Maior promessa do governo do presidente Luiz Inácio Lula da Silva para 2004 e com apenas três meses de existência, o programa Bolsa Família fechou 2003 com alcance de pouco menos de um terço das famílias pobres do País, segundo estimativa do governo federal. Com os repasses feitos dia 22, 36 milhões de famílias receberam R$ 263,2 milhões, alcançando a média de 72,81 reais para cada uma.

O Estado com o maior valor médio do benefício é o Amapá, com 80,51 reais por família. O menor é o Paraná, com 65,82 reais. Por região, a maior beneficiada é o Nordeste, com 74,66 reais em média por família e a menor é o Sul, com 66,61 reais.

– Essas diferenças têm o efeito de corrigir as desigualdades regionais – explica a secretária-executiva do Bolsa Família, Ana Fonseca.

As 3,6 milhões de famílias beneficiadas equivalem a 32 2% das 11,2 milhões de famílias pobres do País. O governo baseia-se em dados de setembro de 2001 sobre famílias em que cada integrante tem renda mensal de menos de meio salário mínimo (em números de hoje, seriam menos de 120 reais mensais). Estima-se em 13 milhões de beneficiados em dezembro.

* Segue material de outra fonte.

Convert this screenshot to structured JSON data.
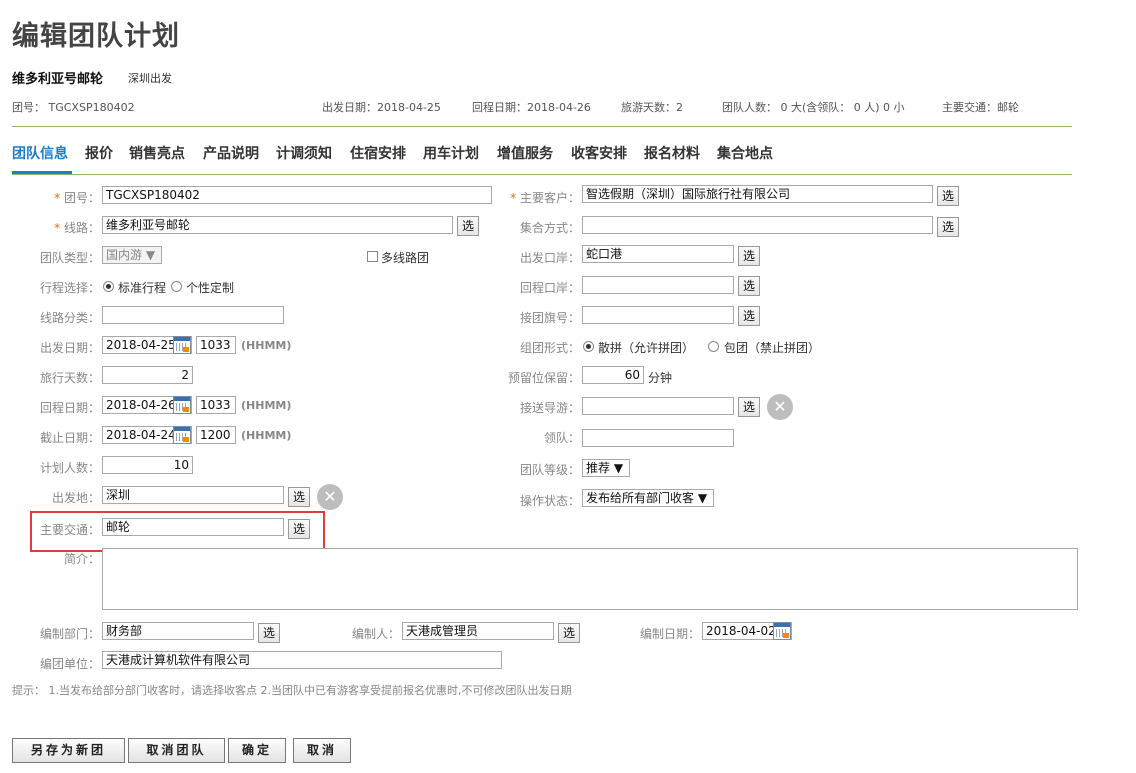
{
  "page": {
    "title": "编辑团队计划",
    "route_name": "维多利亚号邮轮",
    "route_departure": "深圳出发"
  },
  "meta": {
    "team_no": "团号： TGCXSP180402",
    "depart_date": "出发日期：2018-04-25",
    "return_date": "回程日期：2018-04-26",
    "travel_days": "旅游天数：2",
    "team_size": "团队人数： 0 大(含领队： 0 人) 0 小",
    "main_transport": "主要交通：邮轮"
  },
  "tabs": [
    "团队信息",
    "报价",
    "销售亮点",
    "产品说明",
    "计调须知",
    "住宿安排",
    "用车计划",
    "增值服务",
    "收客安排",
    "报名材料",
    "集合地点"
  ],
  "select_label": "选",
  "hhmm": "(HHMM)",
  "form": {
    "team_no": {
      "label": "团号：",
      "value": "TGCXSP180402"
    },
    "route": {
      "label": "线路：",
      "value": "维多利亚号邮轮"
    },
    "team_type": {
      "label": "团队类型：",
      "value": "国内游 ▼"
    },
    "multi_route": {
      "label": "多线路团"
    },
    "itinerary": {
      "label": "行程选择：",
      "options": [
        "标准行程",
        "个性定制"
      ]
    },
    "route_category": {
      "label": "线路分类：",
      "value": ""
    },
    "depart_date": {
      "label": "出发日期：",
      "value": "2018-04-25",
      "time": "1033"
    },
    "travel_days": {
      "label": "旅行天数：",
      "value": "2"
    },
    "return_date": {
      "label": "回程日期：",
      "value": "2018-04-26",
      "time": "1033"
    },
    "deadline": {
      "label": "截止日期：",
      "value": "2018-04-24",
      "time": "1200"
    },
    "planned_people": {
      "label": "计划人数：",
      "value": "10"
    },
    "depart_place": {
      "label": "出发地：",
      "value": "深圳"
    },
    "main_transport": {
      "label": "主要交通：",
      "value": "邮轮"
    },
    "intro": {
      "label": "简介："
    },
    "main_customer": {
      "label": "主要客户：",
      "value": "智选假期（深圳）国际旅行社有限公司"
    },
    "assembly": {
      "label": "集合方式：",
      "value": ""
    },
    "depart_port": {
      "label": "出发口岸：",
      "value": "蛇口港"
    },
    "return_port": {
      "label": "回程口岸：",
      "value": ""
    },
    "flag_no": {
      "label": "接团旗号：",
      "value": ""
    },
    "group_form": {
      "label": "组团形式：",
      "options": [
        "散拼（允许拼团）",
        "包团（禁止拼团）"
      ]
    },
    "reserve": {
      "label": "预留位保留：",
      "value": "60",
      "unit": "分钟"
    },
    "guide": {
      "label": "接送导游：",
      "value": ""
    },
    "leader": {
      "label": "领队：",
      "value": ""
    },
    "grade": {
      "label": "团队等级：",
      "value": "推荐 ▼"
    },
    "op_status": {
      "label": "操作状态：",
      "value": "发布给所有部门收客 ▼"
    },
    "dept": {
      "label": "编制部门：",
      "value": "财务部"
    },
    "editor": {
      "label": "编制人：",
      "value": "天港成管理员"
    },
    "edit_date": {
      "label": "编制日期：",
      "value": "2018-04-02"
    },
    "org": {
      "label": "编团单位：",
      "value": "天港成计算机软件有限公司"
    }
  },
  "tip": "提示： 1.当发布给部分部门收客时，请选择收客点 2.当团队中已有游客享受提前报名优惠时,不可修改团队出发日期",
  "buttons": {
    "save_as": "另存为新团",
    "cancel_team": "取消团队",
    "confirm": "确定",
    "cancel": "取消"
  }
}
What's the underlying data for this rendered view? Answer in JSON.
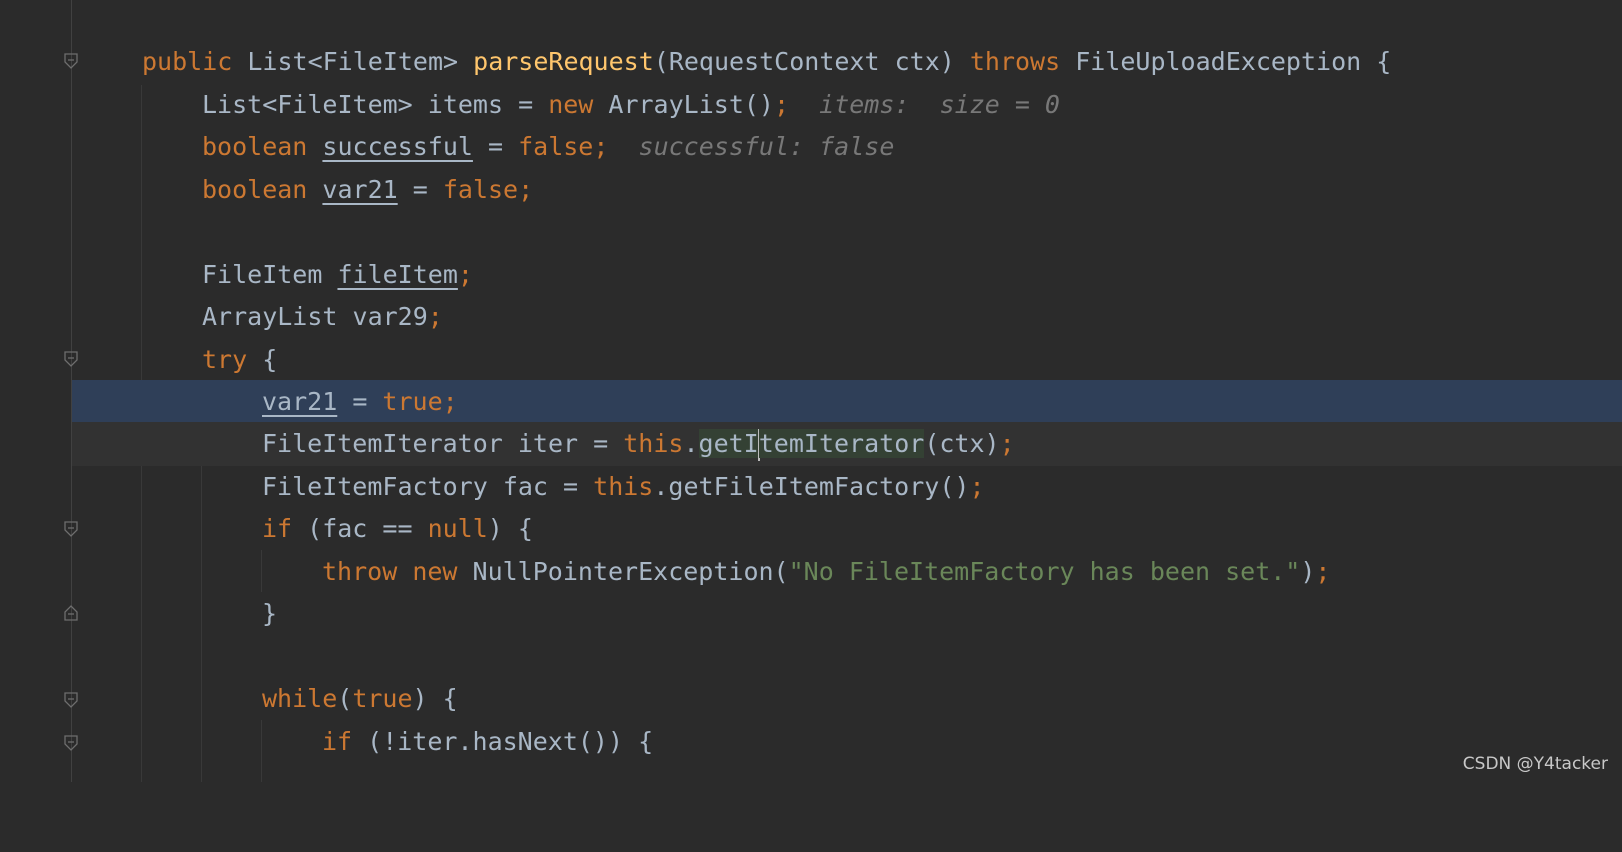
{
  "editor": {
    "colors": {
      "background": "#2b2b2b",
      "keyword": "#cc7832",
      "method": "#ffc66d",
      "string": "#6a8759",
      "text": "#a9b7c6",
      "execution_line": "#2f3f58",
      "inlay_hint": "#787878"
    },
    "lines": [
      {
        "t1": "public ",
        "t2": "List<FileItem> ",
        "t3": "parseRequest",
        "t4": "(RequestContext ctx) ",
        "t5": "throws ",
        "t6": "FileUploadException {"
      },
      {
        "t1": "List<FileItem> items = ",
        "t2": "new ",
        "t3": "ArrayList()",
        "t4": ";",
        "hint": "items:  size = 0"
      },
      {
        "t1": "boolean ",
        "t2": "successful",
        "t3": " = ",
        "t4": "false;",
        "hint": "successful: false"
      },
      {
        "t1": "boolean ",
        "t2": "var21",
        "t3": " = ",
        "t4": "false;"
      },
      {
        "t1": "FileItem ",
        "t2": "fileItem",
        "t3": ";"
      },
      {
        "t1": "ArrayList var29",
        "t2": ";"
      },
      {
        "t1": "try ",
        "t2": "{"
      },
      {
        "t1": "var21",
        "t2": " = ",
        "t3": "true;"
      },
      {
        "t1": "FileItemIterator iter = ",
        "t2": "this",
        "t3": ".",
        "t4": "getI",
        "t5": "temIterator",
        "t6": "(ctx)",
        "t7": ";"
      },
      {
        "t1": "FileItemFactory fac = ",
        "t2": "this",
        "t3": ".getFileItemFactory()",
        "t4": ";"
      },
      {
        "t1": "if ",
        "t2": "(fac == ",
        "t3": "null",
        "t4": ") {"
      },
      {
        "t1": "throw ",
        "t2": "new ",
        "t3": "NullPointerException(",
        "t4": "\"No FileItemFactory has been set.\"",
        "t5": ")",
        "t6": ";"
      },
      {
        "t1": "}"
      },
      {
        "t1": "while",
        "t2": "(",
        "t3": "true",
        "t4": ") {"
      },
      {
        "t1": "if ",
        "t2": "(!iter.hasNext()) {"
      }
    ]
  },
  "watermark": "CSDN @Y4tacker"
}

Para o fim do governo Lula, a meta é chegar a 11,4 milhões famílias, atingindo cerca de 41,4 milhões de pessoas em dezembro de 2006. No levantamento dos benefícios em cada um dos 5.461 municípios que têm famílias recebendo verba do Bolsa Família, o governo encontrou cidades como Belágua e Lagoa Grande, no Maranhão, em que o dinheiro enviado representa cerca de um quinto da renda de todas as famílias.

– Em cidades como essas, há um efeito sobre o comércio local, a transferência de renda é um efeito dinamizador da economia – disse Ana.

O Bolsa Família reuniu quatro programas de transferência de renda do governo do ex-presidente Fernando Henrique Cardoso. Segundo Ana, a média de transferência do Bolsa-Escola, do Vale-Gás, do Bolsa-Alimentação e do Cartão-Alimentação era de 25 reais mensais por família.
 
– A média agora é quase três vezes maior – comemora a secretária-executiva.